La idea de que nuestro sistema educativo, en general, enseña a todos los estudiantes de manera estandarizada, ignorando las diferencias en los estilos y habilidades de aprendizaje, es explicación suficiente para la escandalosa tasa de deserción en los Estados Unidos, que en 2008 fluctuó en poco más de 8 %. Las tasas de deserción tienen una serie de correlaciones negativas. Por ejemplo, en 2008, el ingreso anual promedio de las personas que no completaron la escuela secundaria fue de alrededor de 23 mil, mientras que el ingreso de aquellos que recibieron al menos un GED fue de 42 mil. Si cree que la disparidad entre estos números es significativa, piense en la pérdida de ingresos de por vida de $ 630,000 para los que abandonaron los estudios. Haga clic aquí para ver mi fuente de estas estadísticas.
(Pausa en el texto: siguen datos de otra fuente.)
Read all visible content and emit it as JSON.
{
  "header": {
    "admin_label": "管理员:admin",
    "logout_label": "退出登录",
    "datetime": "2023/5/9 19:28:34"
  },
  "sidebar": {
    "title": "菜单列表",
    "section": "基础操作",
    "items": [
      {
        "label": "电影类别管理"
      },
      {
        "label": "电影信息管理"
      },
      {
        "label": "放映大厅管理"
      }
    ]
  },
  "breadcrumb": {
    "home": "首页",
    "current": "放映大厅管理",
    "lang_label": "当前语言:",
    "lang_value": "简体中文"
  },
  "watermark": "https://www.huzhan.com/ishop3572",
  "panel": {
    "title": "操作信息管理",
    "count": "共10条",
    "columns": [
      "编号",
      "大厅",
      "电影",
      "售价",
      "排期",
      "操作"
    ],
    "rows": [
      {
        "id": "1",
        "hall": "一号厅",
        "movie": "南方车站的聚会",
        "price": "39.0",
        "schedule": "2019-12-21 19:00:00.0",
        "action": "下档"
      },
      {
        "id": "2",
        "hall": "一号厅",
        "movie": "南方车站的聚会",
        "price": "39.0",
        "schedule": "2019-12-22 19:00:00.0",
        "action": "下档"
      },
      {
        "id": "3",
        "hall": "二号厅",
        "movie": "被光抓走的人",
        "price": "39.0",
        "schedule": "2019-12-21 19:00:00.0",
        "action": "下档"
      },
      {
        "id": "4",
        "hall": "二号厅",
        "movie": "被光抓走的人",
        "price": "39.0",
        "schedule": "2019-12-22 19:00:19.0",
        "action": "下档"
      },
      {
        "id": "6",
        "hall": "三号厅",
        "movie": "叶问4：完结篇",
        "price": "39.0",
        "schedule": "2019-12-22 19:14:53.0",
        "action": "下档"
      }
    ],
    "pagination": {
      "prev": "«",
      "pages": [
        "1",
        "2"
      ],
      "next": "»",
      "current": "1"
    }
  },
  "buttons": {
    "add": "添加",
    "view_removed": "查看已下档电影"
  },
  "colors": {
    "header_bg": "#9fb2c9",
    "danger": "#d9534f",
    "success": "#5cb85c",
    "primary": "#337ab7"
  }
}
No hace falta ser un especialista en políticas públicas para identificar una causa fundamental del desencanto de nuestra juventud con el sistema educativo: valoramos un solo tipo de inteligencia en nuestra sociedad y en el proceso de “educar” a nuestra juventud., Aniquilamos e invalidamos todas las demás habilidades, con pasión y creatividad. Los estudios han confirmado este fenómeno durante años. Los niños ingresan al sistema educativo con curiosidad, creatividad y voluntad de asumir riesgos. Poco después (alrededor del cuarto o quinto grado), aprenden que cometer errores es incorrecto, vergonzoso y, a menudo, punible. La mayoría de nosotros lo recordamos en el contexto de un tema en particular. La mía eran las matemáticas y recuerdo la primera vez que me volví hostil a las matemáticas. Estaba en 5º grado y el Sr. Sierchio acababa de pedirle a la clase que resolviera un problema de matemáticas. Como estudiante tras estudiante no calculó la respuesta correctamente, su estado de ánimo aumentó hasta que finalmente se enojó tanto que comenzó a empujar escritorios en el pecho de algunos de los niños, no lo suficiente para lastimar a nadie, pero lo suficiente para asustar a algunos de nosotros. Ese día marcó la última vez que levanté la mano en una clase de matemáticas.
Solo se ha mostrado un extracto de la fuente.